Morgan Aine Brackett

© Morgan Aine Brackett – 53 The concept and mood of this shot were it’s crowing achievements. It’s a terrific photo. Great posing, great hair, and great movement.

Beware of heavy light leaks. This image would benefit from bringing that down quite a bit. The wardrobe is a little distracting. The contrasty pattern on the shoulder grabs the eye. It looks a wee bit out of focus, and dark. Could use up to a full stop of exposure.

Roy Nuesca

© Roy Nuesca – 89

The mood of this shot is second to none. Great job capturing it. Nice play with the shadows, too. The cave location is amazing as well. Excellent work!

The composition is a little off. The left flank has more silhouettes than the right. Because the image is so close to being symmetrical, make sure everything else emphasizes that. Might want to bring the shadows on the faces up a little bit. They’re hard to see. The person in the center has no features, which feels strange.

Simon Cross


The judges gave this image high marks for composition. Overall, it’s a very solid photo. Great work. It has a nice sunset glow works well. The expressions melt any animal-lover’s heart.

Crop is a little off. The faces of the sheep take the eye’s attention. Shift it left to even it up. It’s also very tight, next time, crop wider and give the photo some breathing room. Right now, it’s a little claustrophobic. Either play up or completely remove the number 19. The color toning is nice, but its too strong.

Christina Ramsey

© Christina-Ramsey----74

This shot was highly praised for its composition. It’s technically well put-together. Everyone likes the lighting in the shot quite a bit. The color grading was done well without feeling trendy. Great work. The little bear is a wonderful touch.

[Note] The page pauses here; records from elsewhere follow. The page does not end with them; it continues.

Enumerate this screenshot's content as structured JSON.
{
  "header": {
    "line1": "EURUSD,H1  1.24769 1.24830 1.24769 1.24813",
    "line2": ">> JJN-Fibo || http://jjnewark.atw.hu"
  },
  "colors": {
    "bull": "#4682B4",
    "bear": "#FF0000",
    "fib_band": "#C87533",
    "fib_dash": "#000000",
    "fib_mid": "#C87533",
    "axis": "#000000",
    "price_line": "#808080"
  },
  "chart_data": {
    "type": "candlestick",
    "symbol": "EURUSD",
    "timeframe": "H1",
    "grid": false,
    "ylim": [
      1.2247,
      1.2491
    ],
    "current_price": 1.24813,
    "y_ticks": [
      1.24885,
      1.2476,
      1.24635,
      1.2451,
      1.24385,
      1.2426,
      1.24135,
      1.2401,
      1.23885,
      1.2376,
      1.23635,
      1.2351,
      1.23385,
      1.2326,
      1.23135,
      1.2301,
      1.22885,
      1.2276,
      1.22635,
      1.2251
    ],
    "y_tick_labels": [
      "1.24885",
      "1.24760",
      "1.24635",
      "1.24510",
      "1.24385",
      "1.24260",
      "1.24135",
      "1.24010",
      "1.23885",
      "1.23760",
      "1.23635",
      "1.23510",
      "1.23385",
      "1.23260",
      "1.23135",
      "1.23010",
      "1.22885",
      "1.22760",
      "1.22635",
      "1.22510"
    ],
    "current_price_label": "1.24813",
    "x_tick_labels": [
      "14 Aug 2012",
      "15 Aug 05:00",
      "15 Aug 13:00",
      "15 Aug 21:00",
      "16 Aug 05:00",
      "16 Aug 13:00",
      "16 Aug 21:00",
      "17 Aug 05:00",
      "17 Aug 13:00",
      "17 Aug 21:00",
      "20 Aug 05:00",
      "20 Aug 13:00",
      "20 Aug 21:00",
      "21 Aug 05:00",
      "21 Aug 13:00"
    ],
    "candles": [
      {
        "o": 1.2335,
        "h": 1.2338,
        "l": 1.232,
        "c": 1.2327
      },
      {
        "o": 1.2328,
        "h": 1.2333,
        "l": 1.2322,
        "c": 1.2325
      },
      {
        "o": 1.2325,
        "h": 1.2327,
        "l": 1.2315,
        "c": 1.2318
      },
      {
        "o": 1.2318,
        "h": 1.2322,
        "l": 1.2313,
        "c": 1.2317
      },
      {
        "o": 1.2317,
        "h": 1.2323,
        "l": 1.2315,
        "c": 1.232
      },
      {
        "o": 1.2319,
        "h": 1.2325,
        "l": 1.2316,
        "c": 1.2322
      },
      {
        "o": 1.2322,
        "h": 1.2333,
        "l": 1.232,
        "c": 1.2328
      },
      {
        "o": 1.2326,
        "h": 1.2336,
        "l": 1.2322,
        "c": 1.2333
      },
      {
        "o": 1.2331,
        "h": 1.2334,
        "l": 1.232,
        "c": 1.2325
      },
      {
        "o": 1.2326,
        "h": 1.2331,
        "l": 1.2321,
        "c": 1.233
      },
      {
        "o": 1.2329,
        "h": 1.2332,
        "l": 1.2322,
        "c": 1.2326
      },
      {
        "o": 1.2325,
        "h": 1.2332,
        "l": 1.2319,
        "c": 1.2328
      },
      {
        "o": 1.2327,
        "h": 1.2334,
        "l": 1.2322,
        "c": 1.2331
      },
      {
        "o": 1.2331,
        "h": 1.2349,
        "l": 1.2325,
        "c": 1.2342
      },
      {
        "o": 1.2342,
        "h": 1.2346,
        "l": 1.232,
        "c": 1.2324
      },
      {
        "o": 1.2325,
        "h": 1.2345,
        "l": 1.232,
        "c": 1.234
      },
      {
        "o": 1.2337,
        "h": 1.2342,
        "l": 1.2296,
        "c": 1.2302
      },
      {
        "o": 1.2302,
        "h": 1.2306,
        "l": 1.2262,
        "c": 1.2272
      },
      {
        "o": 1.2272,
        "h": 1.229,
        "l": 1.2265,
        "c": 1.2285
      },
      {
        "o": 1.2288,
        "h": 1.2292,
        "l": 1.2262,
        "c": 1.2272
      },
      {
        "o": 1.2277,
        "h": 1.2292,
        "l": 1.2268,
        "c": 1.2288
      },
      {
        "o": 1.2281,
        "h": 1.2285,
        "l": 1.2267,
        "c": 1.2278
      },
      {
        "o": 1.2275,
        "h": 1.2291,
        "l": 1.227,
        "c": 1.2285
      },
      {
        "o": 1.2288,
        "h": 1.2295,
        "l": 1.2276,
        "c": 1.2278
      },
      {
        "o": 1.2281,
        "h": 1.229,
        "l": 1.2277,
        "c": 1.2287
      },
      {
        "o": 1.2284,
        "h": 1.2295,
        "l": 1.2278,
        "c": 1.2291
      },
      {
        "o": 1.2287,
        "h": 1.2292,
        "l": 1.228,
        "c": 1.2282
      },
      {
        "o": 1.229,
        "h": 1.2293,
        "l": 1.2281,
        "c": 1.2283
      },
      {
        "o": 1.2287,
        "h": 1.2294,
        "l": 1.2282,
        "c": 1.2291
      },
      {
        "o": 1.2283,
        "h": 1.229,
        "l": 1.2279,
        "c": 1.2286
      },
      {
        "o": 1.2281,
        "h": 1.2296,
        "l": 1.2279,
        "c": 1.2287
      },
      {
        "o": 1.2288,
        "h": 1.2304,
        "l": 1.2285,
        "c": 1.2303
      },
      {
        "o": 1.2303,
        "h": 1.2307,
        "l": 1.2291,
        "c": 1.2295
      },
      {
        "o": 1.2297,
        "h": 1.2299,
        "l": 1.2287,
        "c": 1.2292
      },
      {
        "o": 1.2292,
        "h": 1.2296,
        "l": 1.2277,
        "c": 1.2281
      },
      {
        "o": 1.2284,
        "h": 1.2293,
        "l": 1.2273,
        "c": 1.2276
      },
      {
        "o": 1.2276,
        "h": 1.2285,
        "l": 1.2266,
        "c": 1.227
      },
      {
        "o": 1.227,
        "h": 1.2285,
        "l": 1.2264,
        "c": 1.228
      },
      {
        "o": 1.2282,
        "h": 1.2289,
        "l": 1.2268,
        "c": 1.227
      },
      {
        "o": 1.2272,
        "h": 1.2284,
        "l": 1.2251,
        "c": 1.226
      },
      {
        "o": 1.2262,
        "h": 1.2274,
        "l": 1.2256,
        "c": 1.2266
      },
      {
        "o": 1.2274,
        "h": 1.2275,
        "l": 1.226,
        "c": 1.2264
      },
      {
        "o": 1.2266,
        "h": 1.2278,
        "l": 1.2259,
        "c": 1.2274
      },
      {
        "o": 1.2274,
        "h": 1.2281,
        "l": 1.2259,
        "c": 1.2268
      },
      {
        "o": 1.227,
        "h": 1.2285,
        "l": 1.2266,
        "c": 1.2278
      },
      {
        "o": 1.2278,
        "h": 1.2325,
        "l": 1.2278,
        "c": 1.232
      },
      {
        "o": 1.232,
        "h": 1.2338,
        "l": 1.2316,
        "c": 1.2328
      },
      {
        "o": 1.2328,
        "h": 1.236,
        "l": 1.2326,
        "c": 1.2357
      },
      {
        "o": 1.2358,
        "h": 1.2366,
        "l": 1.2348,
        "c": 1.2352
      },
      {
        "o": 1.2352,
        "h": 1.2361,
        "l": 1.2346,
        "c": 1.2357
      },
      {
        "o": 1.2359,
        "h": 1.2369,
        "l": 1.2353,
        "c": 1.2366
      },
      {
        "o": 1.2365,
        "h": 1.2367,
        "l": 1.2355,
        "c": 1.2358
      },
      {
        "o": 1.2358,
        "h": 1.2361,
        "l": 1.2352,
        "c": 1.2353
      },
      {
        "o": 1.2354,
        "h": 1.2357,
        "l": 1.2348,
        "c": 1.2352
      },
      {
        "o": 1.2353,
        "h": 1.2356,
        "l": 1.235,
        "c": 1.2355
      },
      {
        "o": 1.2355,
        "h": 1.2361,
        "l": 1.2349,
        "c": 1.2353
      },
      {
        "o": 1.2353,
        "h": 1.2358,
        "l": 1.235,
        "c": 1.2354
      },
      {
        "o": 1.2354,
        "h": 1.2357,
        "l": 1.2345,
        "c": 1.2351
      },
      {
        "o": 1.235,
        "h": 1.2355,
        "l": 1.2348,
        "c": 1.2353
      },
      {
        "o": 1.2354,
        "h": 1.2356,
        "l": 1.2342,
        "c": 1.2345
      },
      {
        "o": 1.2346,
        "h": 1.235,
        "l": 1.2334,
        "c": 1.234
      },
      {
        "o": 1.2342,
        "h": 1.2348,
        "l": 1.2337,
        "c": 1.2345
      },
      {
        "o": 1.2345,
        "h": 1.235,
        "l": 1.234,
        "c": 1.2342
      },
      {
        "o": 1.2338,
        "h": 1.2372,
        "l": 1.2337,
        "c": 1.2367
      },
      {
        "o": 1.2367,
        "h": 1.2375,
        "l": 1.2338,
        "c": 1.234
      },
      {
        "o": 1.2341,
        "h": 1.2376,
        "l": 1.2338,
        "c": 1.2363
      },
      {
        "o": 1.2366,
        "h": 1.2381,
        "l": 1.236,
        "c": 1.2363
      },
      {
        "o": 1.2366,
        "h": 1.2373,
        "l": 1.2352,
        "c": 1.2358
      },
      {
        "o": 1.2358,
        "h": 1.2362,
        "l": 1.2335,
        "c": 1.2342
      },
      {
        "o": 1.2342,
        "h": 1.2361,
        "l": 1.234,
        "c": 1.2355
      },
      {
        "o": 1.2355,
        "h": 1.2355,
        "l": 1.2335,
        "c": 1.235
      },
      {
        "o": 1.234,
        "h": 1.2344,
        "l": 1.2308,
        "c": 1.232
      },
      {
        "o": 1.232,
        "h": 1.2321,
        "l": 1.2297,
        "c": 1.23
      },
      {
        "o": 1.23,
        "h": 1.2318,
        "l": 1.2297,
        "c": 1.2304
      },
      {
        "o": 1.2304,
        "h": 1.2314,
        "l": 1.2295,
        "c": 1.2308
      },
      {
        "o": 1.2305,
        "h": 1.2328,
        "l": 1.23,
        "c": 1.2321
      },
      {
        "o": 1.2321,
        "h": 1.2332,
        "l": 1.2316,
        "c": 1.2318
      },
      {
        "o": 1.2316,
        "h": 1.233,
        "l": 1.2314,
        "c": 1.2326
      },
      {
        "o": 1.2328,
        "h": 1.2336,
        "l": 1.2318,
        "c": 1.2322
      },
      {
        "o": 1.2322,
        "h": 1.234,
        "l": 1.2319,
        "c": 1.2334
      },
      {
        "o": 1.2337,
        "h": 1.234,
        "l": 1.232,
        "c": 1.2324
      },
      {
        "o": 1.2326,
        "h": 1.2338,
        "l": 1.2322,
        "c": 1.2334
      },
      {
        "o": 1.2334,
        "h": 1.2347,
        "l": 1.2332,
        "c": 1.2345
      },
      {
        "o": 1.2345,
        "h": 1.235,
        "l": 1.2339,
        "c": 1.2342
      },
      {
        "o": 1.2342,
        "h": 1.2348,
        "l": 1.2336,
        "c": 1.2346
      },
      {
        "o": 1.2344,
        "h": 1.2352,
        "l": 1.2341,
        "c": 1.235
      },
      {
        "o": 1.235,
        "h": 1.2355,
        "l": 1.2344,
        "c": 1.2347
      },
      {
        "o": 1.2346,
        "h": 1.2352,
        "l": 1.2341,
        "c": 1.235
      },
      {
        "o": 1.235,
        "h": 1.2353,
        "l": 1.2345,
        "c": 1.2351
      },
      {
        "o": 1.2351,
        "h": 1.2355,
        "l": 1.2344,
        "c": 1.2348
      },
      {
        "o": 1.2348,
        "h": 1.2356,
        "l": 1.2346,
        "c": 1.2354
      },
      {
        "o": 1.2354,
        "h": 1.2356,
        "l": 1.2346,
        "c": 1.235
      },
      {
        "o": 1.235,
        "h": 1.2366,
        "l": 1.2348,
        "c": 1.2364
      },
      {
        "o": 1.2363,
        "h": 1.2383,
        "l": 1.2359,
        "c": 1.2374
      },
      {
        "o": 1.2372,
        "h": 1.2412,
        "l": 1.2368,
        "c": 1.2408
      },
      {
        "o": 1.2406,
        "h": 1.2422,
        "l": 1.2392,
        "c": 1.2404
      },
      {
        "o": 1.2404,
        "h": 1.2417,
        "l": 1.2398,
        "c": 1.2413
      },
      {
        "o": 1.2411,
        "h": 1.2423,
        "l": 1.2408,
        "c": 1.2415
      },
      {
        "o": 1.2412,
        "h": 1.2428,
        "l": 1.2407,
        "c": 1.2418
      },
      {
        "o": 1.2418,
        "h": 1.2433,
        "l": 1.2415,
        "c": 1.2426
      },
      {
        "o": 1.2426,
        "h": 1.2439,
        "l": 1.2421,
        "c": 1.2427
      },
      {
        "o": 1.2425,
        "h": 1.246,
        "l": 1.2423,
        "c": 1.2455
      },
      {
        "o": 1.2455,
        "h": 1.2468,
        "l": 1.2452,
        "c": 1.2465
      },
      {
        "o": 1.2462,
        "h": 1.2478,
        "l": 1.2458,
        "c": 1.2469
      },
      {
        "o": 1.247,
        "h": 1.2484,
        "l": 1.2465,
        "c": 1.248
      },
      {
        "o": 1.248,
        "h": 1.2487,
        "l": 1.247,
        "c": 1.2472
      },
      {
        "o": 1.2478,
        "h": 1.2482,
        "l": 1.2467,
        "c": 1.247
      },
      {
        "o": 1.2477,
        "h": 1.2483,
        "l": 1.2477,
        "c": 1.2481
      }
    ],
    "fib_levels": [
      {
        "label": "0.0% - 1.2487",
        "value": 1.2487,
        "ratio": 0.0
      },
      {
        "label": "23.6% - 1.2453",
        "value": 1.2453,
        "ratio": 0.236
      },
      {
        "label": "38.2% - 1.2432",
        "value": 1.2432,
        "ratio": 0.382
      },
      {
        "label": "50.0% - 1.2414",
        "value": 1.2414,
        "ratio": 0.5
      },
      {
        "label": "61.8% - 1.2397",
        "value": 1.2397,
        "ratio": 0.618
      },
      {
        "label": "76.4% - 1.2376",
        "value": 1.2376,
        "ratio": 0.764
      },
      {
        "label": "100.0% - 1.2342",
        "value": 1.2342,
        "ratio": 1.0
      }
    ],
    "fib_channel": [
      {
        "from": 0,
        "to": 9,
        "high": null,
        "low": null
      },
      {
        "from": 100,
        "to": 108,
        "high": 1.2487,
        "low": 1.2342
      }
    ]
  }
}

The saturation is all over the place in the shot. Most of it looks desaturated, but the girl looks over saturated. The highlights on the grass in the foreground are very bright. Burning them down a bit would help emphasize the girl. The sun flare is pretty sharp, too.

You had other shots that made the top ten, but this one was more highly rated by the judging panel. Let’s also give Christina a round of applause–her photo was the runner up.

*** Winning Photo – April Milani ***

© April Milani – 103

The mood of this photo is very, very appealing. The soft, directional light works extremely well with the pose. The color grading that you added complements the shot well. Be very proud of this one–it’s a great shot. It’s simple and elegant. Dynamic movement as well.

Judges feedback mention that the shot is cropped uncomfortably tight. Turning the chair as to show all of the legs would help add a bit more interest. It would also help the mostly hidden rear arm. Having her feet tucked under adds tension, but shortens the subject and hides one of her legs. Be careful with lens distortion and foreshadowing. The front hand appears very large which suggests masculinity. Also, it’s a touch on the dark side, try raising the highlights a bit.